Research Engineer / Scientist, Safeguards

at Anthropic

📍 San Francisco, United States

USD 315,000-560,000 per year

MIDDLE

✅ Hybrid

SCRAPED

Used Tools & Technologies

Not specified

Required Skills & Competences ^?

Kubernetes @ 3 Machine Learning @ 3 Communication @ 3 NLP @ 3 LLM @ 3

Details

Anthropic’s mission is to create reliable, interpretable, and steerable AI systems safe and beneficial for users and society. The Safeguards Research Team conducts critical safety research and engineering to ensure AI systems can be deployed safely.

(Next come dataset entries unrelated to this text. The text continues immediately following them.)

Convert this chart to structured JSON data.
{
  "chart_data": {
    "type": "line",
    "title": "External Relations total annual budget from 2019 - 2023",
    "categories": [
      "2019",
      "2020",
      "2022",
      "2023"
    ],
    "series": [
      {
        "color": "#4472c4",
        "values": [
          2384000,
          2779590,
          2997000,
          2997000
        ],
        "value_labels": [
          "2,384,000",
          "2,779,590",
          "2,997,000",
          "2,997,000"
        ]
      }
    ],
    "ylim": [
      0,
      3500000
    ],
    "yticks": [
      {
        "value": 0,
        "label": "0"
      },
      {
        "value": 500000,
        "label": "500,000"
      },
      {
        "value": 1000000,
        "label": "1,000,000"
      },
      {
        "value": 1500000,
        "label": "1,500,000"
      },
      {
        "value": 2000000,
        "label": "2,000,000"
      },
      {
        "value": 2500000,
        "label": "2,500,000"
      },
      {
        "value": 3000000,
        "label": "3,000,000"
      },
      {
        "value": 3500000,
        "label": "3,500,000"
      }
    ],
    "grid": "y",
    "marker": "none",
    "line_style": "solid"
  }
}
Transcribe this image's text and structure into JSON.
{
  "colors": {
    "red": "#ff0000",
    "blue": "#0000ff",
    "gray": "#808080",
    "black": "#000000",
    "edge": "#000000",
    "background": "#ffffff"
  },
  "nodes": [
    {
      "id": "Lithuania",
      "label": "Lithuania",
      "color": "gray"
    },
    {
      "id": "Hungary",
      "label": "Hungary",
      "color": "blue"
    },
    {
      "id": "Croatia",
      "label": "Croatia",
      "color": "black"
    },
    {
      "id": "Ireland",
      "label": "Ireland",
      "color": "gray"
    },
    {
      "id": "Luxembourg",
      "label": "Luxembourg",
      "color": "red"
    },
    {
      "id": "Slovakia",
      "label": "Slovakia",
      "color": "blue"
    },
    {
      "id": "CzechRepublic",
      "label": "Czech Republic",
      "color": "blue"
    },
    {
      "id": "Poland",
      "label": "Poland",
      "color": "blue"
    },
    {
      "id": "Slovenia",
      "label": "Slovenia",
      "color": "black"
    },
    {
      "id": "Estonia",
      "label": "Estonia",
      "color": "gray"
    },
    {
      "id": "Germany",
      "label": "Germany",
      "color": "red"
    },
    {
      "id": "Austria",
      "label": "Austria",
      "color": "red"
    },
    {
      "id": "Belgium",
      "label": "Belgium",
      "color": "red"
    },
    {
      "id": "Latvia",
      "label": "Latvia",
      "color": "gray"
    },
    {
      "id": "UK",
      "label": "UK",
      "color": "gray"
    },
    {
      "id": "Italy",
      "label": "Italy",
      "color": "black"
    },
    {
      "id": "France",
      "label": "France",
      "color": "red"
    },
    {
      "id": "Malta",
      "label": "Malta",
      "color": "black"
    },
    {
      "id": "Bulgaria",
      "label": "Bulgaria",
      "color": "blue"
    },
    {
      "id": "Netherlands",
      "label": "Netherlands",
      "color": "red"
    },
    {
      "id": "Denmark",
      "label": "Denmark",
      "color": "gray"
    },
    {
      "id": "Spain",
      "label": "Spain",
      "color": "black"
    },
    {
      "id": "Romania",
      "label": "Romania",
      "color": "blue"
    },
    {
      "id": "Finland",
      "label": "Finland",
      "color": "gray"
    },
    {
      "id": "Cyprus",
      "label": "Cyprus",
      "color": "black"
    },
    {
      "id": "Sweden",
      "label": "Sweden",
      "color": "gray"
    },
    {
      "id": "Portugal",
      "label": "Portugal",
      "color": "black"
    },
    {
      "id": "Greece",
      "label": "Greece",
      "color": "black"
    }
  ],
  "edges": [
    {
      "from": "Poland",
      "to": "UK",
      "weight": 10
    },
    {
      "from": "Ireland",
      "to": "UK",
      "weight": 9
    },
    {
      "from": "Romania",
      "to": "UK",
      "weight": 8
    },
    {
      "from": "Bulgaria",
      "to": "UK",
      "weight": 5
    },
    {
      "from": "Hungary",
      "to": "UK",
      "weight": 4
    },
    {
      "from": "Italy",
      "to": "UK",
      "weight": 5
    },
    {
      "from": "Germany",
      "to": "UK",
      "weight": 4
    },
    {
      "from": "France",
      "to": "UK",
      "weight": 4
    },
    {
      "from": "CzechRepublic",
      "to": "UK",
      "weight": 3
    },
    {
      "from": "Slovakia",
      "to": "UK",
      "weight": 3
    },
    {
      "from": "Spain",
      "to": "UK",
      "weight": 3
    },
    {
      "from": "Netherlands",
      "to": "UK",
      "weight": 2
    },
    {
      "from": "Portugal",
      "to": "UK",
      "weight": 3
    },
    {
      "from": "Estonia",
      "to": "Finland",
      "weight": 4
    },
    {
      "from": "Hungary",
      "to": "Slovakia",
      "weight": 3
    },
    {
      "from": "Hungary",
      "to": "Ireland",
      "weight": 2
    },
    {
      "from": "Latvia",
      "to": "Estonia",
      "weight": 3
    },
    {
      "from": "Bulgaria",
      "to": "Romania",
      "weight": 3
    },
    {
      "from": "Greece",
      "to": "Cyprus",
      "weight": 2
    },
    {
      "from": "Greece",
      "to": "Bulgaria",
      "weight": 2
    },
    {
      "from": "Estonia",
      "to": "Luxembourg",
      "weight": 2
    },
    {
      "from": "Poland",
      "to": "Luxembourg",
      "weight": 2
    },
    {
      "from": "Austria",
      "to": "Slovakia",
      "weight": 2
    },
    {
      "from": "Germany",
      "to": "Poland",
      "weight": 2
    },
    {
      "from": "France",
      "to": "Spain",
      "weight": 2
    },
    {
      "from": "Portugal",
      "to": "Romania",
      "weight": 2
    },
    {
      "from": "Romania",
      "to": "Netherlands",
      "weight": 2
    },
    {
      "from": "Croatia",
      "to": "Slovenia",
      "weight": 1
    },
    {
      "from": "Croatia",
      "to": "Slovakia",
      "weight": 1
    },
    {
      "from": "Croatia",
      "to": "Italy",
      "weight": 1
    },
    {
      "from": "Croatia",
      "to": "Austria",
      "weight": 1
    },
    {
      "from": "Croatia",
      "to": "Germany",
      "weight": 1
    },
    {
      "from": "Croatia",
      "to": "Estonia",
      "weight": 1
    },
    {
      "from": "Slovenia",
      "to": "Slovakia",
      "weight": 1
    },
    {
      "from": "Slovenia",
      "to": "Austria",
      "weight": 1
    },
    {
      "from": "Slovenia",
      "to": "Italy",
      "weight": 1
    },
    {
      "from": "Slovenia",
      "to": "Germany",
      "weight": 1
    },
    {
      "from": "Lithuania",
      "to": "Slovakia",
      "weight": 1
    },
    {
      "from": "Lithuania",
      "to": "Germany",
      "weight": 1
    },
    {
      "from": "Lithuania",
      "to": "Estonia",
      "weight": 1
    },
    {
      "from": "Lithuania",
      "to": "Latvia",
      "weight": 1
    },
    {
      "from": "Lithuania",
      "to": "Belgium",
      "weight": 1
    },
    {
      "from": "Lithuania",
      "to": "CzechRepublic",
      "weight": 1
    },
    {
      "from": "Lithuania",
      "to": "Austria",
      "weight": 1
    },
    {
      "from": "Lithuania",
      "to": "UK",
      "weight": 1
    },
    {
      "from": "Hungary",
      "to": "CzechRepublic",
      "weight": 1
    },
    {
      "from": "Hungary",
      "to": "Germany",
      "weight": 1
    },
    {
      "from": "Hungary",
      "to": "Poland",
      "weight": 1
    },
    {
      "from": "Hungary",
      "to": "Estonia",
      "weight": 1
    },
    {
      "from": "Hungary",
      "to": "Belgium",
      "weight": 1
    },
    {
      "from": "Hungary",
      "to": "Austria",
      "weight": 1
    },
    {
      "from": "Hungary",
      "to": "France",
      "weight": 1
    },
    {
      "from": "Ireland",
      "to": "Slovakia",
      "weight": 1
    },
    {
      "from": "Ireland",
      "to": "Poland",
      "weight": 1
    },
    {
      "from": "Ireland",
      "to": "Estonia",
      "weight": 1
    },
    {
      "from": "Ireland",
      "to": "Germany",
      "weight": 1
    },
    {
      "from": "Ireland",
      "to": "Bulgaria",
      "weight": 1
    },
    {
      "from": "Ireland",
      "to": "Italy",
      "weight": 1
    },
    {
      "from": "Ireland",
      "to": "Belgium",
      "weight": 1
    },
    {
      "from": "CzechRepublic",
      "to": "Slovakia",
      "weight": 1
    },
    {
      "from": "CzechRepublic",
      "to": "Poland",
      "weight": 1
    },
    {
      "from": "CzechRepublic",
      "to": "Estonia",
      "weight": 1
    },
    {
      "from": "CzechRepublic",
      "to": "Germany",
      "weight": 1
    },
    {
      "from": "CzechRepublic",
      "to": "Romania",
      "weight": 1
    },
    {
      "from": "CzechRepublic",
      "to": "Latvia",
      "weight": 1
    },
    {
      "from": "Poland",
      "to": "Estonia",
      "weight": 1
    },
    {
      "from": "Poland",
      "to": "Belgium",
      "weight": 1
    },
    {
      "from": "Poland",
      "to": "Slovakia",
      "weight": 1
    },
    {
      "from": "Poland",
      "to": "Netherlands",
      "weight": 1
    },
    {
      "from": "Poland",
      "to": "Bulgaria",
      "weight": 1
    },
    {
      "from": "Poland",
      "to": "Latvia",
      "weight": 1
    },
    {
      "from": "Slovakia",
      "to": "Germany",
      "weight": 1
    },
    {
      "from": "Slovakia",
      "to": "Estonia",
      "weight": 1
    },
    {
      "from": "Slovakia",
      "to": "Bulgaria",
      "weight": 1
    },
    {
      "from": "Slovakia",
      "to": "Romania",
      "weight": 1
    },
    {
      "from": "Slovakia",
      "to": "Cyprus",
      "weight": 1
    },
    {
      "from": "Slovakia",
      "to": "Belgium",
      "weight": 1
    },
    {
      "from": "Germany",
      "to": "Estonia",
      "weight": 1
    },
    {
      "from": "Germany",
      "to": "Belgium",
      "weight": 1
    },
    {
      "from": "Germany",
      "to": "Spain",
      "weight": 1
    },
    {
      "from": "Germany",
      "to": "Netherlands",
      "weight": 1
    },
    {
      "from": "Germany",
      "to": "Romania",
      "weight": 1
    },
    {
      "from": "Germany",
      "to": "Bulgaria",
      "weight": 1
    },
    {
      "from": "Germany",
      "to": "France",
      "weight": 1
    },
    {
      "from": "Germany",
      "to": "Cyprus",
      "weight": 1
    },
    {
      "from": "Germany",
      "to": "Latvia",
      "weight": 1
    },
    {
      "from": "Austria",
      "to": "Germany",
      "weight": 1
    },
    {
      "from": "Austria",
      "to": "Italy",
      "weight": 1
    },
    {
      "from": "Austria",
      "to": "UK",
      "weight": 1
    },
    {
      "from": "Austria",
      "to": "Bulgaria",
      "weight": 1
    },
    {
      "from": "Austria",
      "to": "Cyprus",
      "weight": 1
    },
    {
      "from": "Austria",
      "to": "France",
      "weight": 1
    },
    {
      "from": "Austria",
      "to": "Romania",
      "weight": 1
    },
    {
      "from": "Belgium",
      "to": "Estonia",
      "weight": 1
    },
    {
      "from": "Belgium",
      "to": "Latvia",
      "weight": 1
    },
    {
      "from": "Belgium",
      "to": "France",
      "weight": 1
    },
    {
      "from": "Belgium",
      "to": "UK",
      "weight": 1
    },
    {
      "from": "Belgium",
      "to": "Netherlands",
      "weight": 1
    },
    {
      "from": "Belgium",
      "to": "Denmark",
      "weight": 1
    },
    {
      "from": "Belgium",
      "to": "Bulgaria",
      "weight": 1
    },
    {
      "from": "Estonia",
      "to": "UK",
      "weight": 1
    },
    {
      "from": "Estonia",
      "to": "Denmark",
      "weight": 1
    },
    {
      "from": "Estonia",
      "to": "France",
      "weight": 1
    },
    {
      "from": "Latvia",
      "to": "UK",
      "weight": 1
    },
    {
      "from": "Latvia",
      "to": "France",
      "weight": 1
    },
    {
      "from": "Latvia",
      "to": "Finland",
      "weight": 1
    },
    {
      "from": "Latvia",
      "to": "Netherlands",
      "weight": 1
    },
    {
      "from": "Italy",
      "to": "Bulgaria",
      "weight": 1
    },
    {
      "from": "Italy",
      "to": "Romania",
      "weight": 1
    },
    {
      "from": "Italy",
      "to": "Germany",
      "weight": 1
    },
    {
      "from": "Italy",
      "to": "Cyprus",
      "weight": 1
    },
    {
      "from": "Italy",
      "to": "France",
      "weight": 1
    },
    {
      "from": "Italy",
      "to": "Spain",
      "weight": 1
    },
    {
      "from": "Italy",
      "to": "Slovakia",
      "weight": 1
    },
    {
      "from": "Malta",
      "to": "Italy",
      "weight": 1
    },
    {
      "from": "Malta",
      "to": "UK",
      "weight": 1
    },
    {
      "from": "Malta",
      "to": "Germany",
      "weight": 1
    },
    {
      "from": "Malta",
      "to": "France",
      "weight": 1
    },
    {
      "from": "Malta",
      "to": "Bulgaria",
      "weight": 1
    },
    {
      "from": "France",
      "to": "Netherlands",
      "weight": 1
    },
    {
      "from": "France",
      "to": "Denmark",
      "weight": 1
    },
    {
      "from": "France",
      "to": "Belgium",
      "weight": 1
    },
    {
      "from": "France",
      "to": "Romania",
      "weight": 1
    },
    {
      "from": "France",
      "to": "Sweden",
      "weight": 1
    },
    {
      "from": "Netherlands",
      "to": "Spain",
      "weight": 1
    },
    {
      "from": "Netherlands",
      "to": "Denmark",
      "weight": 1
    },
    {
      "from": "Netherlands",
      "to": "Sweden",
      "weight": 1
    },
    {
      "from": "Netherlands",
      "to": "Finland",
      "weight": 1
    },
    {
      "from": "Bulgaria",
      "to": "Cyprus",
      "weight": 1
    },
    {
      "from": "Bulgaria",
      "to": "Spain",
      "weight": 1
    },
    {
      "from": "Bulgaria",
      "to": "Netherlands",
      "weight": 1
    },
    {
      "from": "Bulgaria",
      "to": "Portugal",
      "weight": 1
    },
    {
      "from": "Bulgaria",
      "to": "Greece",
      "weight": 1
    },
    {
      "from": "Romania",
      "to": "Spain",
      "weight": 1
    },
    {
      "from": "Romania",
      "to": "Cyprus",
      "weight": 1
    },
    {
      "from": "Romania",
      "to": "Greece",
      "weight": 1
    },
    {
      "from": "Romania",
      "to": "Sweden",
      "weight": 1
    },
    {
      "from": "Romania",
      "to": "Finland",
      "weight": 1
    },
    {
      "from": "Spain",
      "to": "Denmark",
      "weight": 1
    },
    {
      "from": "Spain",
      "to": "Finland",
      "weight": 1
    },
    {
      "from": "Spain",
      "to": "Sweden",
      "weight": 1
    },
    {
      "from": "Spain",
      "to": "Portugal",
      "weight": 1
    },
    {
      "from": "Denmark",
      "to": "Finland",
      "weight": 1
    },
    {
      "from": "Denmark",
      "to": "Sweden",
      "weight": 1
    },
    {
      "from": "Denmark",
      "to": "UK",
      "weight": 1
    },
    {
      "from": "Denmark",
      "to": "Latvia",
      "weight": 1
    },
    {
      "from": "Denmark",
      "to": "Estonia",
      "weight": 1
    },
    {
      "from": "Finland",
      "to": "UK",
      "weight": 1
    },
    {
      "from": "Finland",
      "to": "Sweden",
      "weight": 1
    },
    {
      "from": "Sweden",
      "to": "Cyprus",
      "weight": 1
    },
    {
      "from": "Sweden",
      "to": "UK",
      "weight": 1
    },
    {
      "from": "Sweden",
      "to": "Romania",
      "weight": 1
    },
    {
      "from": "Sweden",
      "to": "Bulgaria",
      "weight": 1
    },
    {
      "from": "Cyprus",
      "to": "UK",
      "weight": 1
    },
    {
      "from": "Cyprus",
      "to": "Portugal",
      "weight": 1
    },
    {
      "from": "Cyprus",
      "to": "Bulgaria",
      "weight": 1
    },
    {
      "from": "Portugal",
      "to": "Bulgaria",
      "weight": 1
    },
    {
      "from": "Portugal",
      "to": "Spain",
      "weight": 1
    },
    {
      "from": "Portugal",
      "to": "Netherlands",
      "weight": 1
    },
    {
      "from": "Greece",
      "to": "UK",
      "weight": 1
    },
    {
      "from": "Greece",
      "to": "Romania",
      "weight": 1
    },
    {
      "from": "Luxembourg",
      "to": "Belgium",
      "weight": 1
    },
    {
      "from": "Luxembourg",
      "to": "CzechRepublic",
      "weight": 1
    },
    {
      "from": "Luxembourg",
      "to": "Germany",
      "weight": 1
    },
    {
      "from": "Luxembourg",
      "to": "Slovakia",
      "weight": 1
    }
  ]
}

The role focuses on risks from advanced AI systems (ASL-3 and beyond), with projects including jailbreak robustness, automated red-teaming, monitoring techniques, and applied threat modeling.

Responsibilities

Test robustness of safety techniques by training language models to subvert them.
Run multi-agent reinforcement learning experiments such as AI Debate.
Build tooling to evaluate LLM-generated jailbreak effectiveness.
Write scripts and prompts for evaluating models' reasoning in safety contexts.
Contribute to research papers, blog posts, and talks.
Run experiments informing AI safety efforts and policies.

Requirements

Significant software, machine learning, or research engineering experience.
Some experience contributing to empirical AI research projects.
Familiarity with technical AI safety research.
Collaborative mindset and willingness to address tasks beyond strict job description.
Care about AI impacts.

Strong candidates may also have

Experience authoring ML, NLP, or AI safety research papers.
Experience with large language models (LLMs).
Experience with reinforcement learning.
Experience with Kubernetes clusters and complex shared codebases.

Benefits

Competitive compensation and benefits.
Optional equity donation matching.
Generous vacation and parental leave.
Flexible working hours.
Office space in San Francisco.
Visa sponsorship available with immigration support.
Hybrid work policy requiring presence in office at least 25% of time.

Additional Details

Requires at least a Bachelor's degree or equivalent experience.
Preference for candidates able to be based in the Bay Area or travel there ~25%.

About Anthropic

Anthropic values big science and high impact AI research, emphasizing collaborative and empirical science with frequent research discussions. The team pursues trustworthy and steerable AI while valuing communication skills and diverse perspectives.